In Mexico, the public has been told to cancel Christmas celebrations and even avoid exchanging presents to beat the virus.

“Let’s leave Christmas presents for another time,” President Andres Manuel Lopez Obrador said, urging people to scale down or forego traditional family gatherings over the holidays.

He said people should stay at home unless they had something “truly important to do” as he announced hospitals would increase patient capacity, equipment and staff. However, he said there would be no mandatory lockdowns.

Mexico reported 12,127 new cases on Friday, a record number for a single day rise, barring one day in October the government has said was due to a statistical blip.

Argentina has passed a new tax on about 12,000 of the country’s richest people, to pay for coronavirus measures including medical supplies and relief for the poor and small businesses.

Under the scheme — dubbed the “millionaire’s tax” —people with declared assets greater than 200 million pesos will pay a progressive rate of up to 3.5% on wealth in Argentina and up to 5.25% on wealth outside the country.
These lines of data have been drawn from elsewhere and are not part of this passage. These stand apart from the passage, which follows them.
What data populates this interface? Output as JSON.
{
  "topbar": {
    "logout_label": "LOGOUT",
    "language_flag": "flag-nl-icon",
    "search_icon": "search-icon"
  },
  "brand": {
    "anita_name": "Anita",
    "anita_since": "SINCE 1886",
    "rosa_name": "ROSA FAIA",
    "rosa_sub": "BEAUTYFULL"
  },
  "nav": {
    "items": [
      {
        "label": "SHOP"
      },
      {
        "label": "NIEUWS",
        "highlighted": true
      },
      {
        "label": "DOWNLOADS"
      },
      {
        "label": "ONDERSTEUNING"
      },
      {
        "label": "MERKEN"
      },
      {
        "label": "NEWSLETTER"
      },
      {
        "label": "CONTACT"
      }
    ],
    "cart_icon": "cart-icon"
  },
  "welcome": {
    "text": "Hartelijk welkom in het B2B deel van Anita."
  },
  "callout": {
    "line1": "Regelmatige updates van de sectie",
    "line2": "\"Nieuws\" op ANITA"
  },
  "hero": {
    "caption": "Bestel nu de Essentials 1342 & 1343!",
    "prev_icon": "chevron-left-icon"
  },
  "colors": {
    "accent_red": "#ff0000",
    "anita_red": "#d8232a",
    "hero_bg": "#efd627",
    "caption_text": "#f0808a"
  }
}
The government of President Alberto Fernandez hopes to raise 300 billion pesos ($3.75 billion, €3.09 billion) with the one-off levy. The pandemic has exacerbated already high unemployment and poverty rates in a country that has been in recession since 2018.

Africa
South Africa said it expects to receive its first batch of COVID-19 vaccines from the global vaccine distribution scheme co-led by the WHO in the second quarter of next year.

The Health Ministry said in a statement that it was on track to sign an agreement with the COVAX program by December 15, by which date it would also make the first payment.

The country, which has been the worst affected by the pandemic on the African continent, is seeking to buy vaccines for 10% of its population of roughly 58 million people via COVAX.